There are four critical facets of pandemic prevention, according to Lee Hannah, senior scientist at Conservation International. Three of the facets make immediate sense against the backdrop of the current global emergency - stockpile masks and respirators; have testing infrastructure ready; and ban the global wildlife trade.
The fourth recommendation is to take care of nature.
"We need to tell people right now that there is a series of things we need to do once we're out of this mess to make sure it never happens again," Hannah says.
Recent research has given more support to the idea that biodiversity protection in one part of the world can prevent novel diseases from emerging and leaping into another.
In diverse ecosystems that are well separated from human habitations, viruses ebb and flow without ever having a chance to make it to the big time.
Almost half of the new diseases that jumped from animals to humans (called zoonotic pathogens) after 1940 can be traced to changes in land use, agriculture, or wildlife hunting.
Despite years of creative and resource-intensive work by governments and nonprofits, companies' actions to mitigate habitat loss are not adding up.
Many large companies have pledged to halt deforestation, the largest driver of biodiversity loss, through initiatives like the Consumer Goods Forum, the Banking Environment Initiative and Soft Commodities Compact.
Hannah is working to make sure that the reasons to promote biodiversity, including its pathogen-dulling potential, align with the other endangered elephant in the room - climate change.
In February, Hannah announced findings on what the effects of achieving climate and conservation targets might be. Using data on 290,000 species, they were able to squint into the future and see where ecosystems might be saved from mass extinction if nations preserve 30 percent of natural habitat and meet the United Nation's limits for global warming.
All the researchers agreed that meeting the goals would cut biodiversity losses in half.
The Convention on Biological Diversity is a 196-nation effort to protect the richness of living things, tap natural resources sustainably, and share the benefits of the naturally occurring genetic innovations.
The next phase of the biodiversity treaty, currently in draft, proposes that at least 30 percent of land and ocean be conserved, up from the current 17 percent.

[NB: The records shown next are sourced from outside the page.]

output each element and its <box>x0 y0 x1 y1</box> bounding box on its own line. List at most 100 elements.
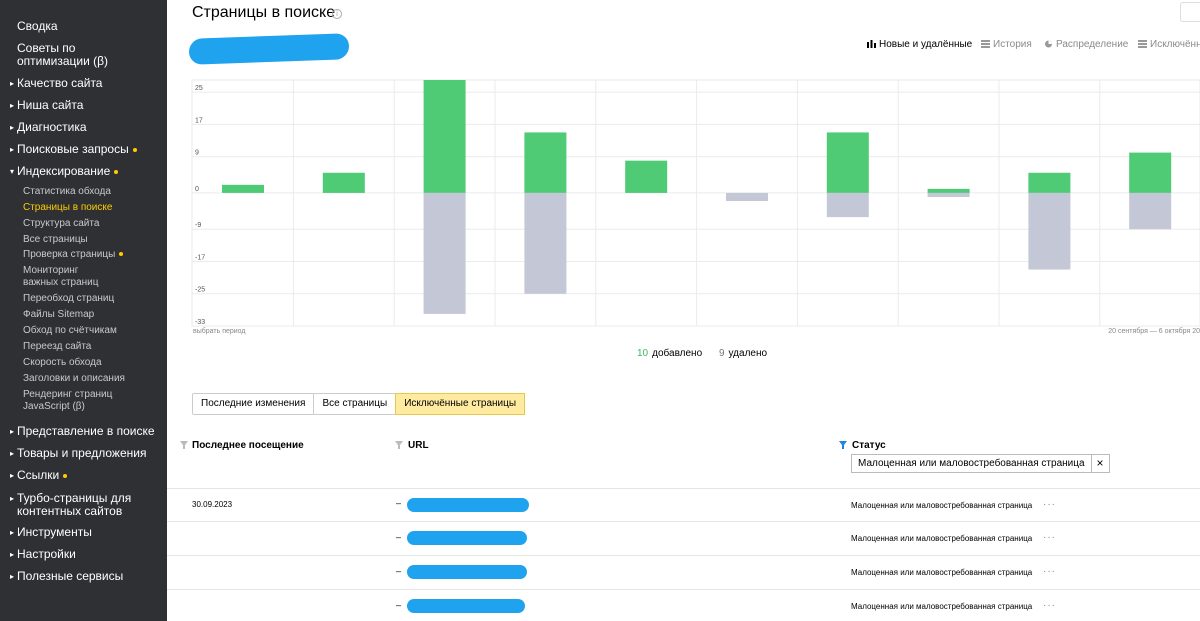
sidebar-item-label: Поисковые запросы <box>17 142 129 156</box>
sidebar-sub-js-rendering-line2[interactable]: JavaScript (β) <box>23 401 85 412</box>
sidebar-item-label: Индексирование <box>17 164 111 178</box>
more-icon[interactable]: ··· <box>1043 532 1056 543</box>
chart-tab-label: Новые и удалённые <box>879 39 973 50</box>
chart-tab-new-deleted[interactable]: Новые и удалённые <box>867 39 972 50</box>
status-filter-chip[interactable]: Малоценная или маловостребованная страни… <box>851 454 1110 473</box>
sidebar-item-label: Сводка <box>17 19 58 33</box>
sidebar-sub-monitoring-line2[interactable]: важных страниц <box>23 277 98 288</box>
chart-tab-history[interactable]: История <box>981 39 1032 50</box>
y-tick-label: -17 <box>195 254 205 261</box>
sidebar-sub-recrawl[interactable]: Переобход страниц <box>23 293 114 304</box>
tab-recent-changes[interactable]: Последние изменения <box>193 394 315 414</box>
row-status: Малоценная или маловостребованная страни… <box>851 501 1033 510</box>
excluded-icon <box>1138 40 1147 48</box>
bar-added <box>927 188 970 193</box>
sidebar-sub-site-move[interactable]: Переезд сайта <box>23 341 91 352</box>
bar-deleted <box>423 192 466 314</box>
info-icon[interactable]: i <box>332 9 342 19</box>
chevron-right-icon: ▸ <box>10 79 15 88</box>
close-icon[interactable]: × <box>1090 455 1109 472</box>
chart-tab-label: Распределение <box>1056 39 1129 50</box>
bar-added <box>1129 152 1172 193</box>
redacted-url[interactable] <box>407 565 527 579</box>
sidebar-sub-titles-descriptions[interactable]: Заголовки и описания <box>23 373 125 384</box>
filter-icon[interactable] <box>180 441 188 449</box>
sidebar-item-label: Диагностика <box>17 120 87 134</box>
more-icon[interactable]: ··· <box>1043 600 1056 611</box>
redacted-url[interactable] <box>407 599 525 613</box>
chevron-right-icon: ▸ <box>10 145 15 154</box>
added-count: 10 <box>637 348 649 359</box>
bar-added <box>322 172 365 193</box>
sidebar-item-label: оптимизации (β) <box>17 54 109 68</box>
sidebar-sub-site-structure[interactable]: Структура сайта <box>23 218 99 229</box>
bar-deleted <box>826 192 869 218</box>
more-icon[interactable]: ··· <box>1043 499 1056 510</box>
column-header-status[interactable]: Статус <box>852 440 886 451</box>
select-period-link[interactable]: выбрать период <box>193 328 246 335</box>
y-tick-label: 0 <box>195 186 199 193</box>
sidebar-sub-all-pages[interactable]: Все страницы <box>23 234 88 245</box>
bar-added <box>826 132 869 193</box>
pages-tabs: Последние изменения Все страницы Исключё… <box>192 393 526 415</box>
column-header-last-visit[interactable]: Последнее посещение <box>192 440 304 451</box>
deleted-count: 9 <box>718 348 725 359</box>
sidebar-sub-page-check[interactable]: Проверка страницы <box>23 249 124 260</box>
column-header-url[interactable]: URL <box>408 440 429 451</box>
sidebar-item-label: контентных сайтов <box>17 504 123 518</box>
sidebar-sub-crawl-speed[interactable]: Скорость обхода <box>23 357 102 368</box>
sidebar-sub-pages-in-search[interactable]: Страницы в поиске <box>23 202 112 213</box>
row-dash: – <box>396 498 402 508</box>
chevron-right-icon: ▸ <box>10 550 15 559</box>
chevron-right-icon: ▸ <box>10 572 15 581</box>
chevron-down-icon: ▾ <box>10 167 15 176</box>
notification-dot-icon <box>114 169 119 174</box>
bar-added <box>222 184 264 193</box>
chart-svg: 25 17 9 0 -9 -17 -25 -33 <box>191 79 1200 327</box>
divider <box>167 488 1200 489</box>
bar-added <box>423 80 466 193</box>
bar-deleted <box>726 192 768 201</box>
corner-button[interactable] <box>1180 2 1200 22</box>
row-status: Малоценная или маловостребованная страни… <box>851 568 1033 577</box>
sidebar-sub-label: Проверка страницы <box>23 249 116 260</box>
redacted-url[interactable] <box>407 498 529 512</box>
chevron-right-icon: ▸ <box>10 494 15 503</box>
sidebar-item-label: Инструменты <box>17 525 92 539</box>
sidebar-sub-monitoring[interactable]: Мониторинг <box>23 265 78 276</box>
tab-all-pages[interactable]: Все страницы <box>314 394 397 414</box>
sidebar-item-label: Ниша сайта <box>17 98 84 112</box>
bar-deleted <box>1028 192 1071 270</box>
y-tick-label: 17 <box>195 117 203 124</box>
y-tick-label: -33 <box>195 319 205 326</box>
bar-deleted <box>524 192 567 294</box>
chart-legend: 10 добавлено 9 удалено <box>637 348 767 359</box>
divider <box>167 589 1200 590</box>
chevron-right-icon: ▸ <box>10 449 15 458</box>
more-icon[interactable]: ··· <box>1043 566 1056 577</box>
sidebar-item-label: Товары и предложения <box>17 446 147 460</box>
bar-added <box>625 160 668 193</box>
filter-active-icon[interactable] <box>839 441 847 449</box>
chevron-right-icon: ▸ <box>10 471 15 480</box>
y-tick-label: 25 <box>195 85 203 92</box>
chart-tab-distribution[interactable]: Распределение <box>1044 39 1128 50</box>
redacted-url[interactable] <box>407 531 527 545</box>
row-date: 30.09.2023 <box>192 500 233 509</box>
notification-dot-icon <box>132 147 137 152</box>
history-icon <box>981 40 990 48</box>
tab-excluded-pages[interactable]: Исключённые страницы <box>395 393 526 415</box>
divider <box>167 555 1200 556</box>
sidebar-sub-crawl-stats[interactable]: Статистика обхода <box>23 186 111 197</box>
chart-tab-excluded[interactable]: Исключённ <box>1138 39 1200 50</box>
y-tick-label: 9 <box>195 150 199 157</box>
sidebar-item-label: Полезные сервисы <box>17 569 124 583</box>
sidebar-sub-counter-crawl[interactable]: Обход по счётчикам <box>23 325 117 336</box>
sidebar-sub-js-rendering[interactable]: Рендеринг страниц <box>23 389 112 400</box>
chevron-right-icon: ▸ <box>10 427 15 436</box>
filter-icon[interactable] <box>395 441 403 449</box>
divider <box>167 521 1200 522</box>
row-status: Малоценная или маловостребованная страни… <box>851 602 1033 611</box>
sidebar-sub-sitemap-files[interactable]: Файлы Sitemap <box>23 309 94 320</box>
chevron-right-icon: ▸ <box>10 123 15 132</box>
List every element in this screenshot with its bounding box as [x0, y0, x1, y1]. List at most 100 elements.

If governments agree to that goal, then nations and conservation scientists must take on the complicated step of figuring out which 30 percent is the most vulnerable that needs protection, and ways to protect them.
Looking at the existing protected lands, a paper in Nature last month found that 90 percent of conservation space fails to give bird, amphibian and mammal species the full range of environmental conditions across their existing habitats.
"We could be doing a much better job of getting things in the right places," says Hannah. "There's going to be right places for disease control and they may largely overlap the right places for biodiversity."
The bottom line is, it is high time for us to come together and help the planet heal, stand united for climate change, and conserve biodiversity.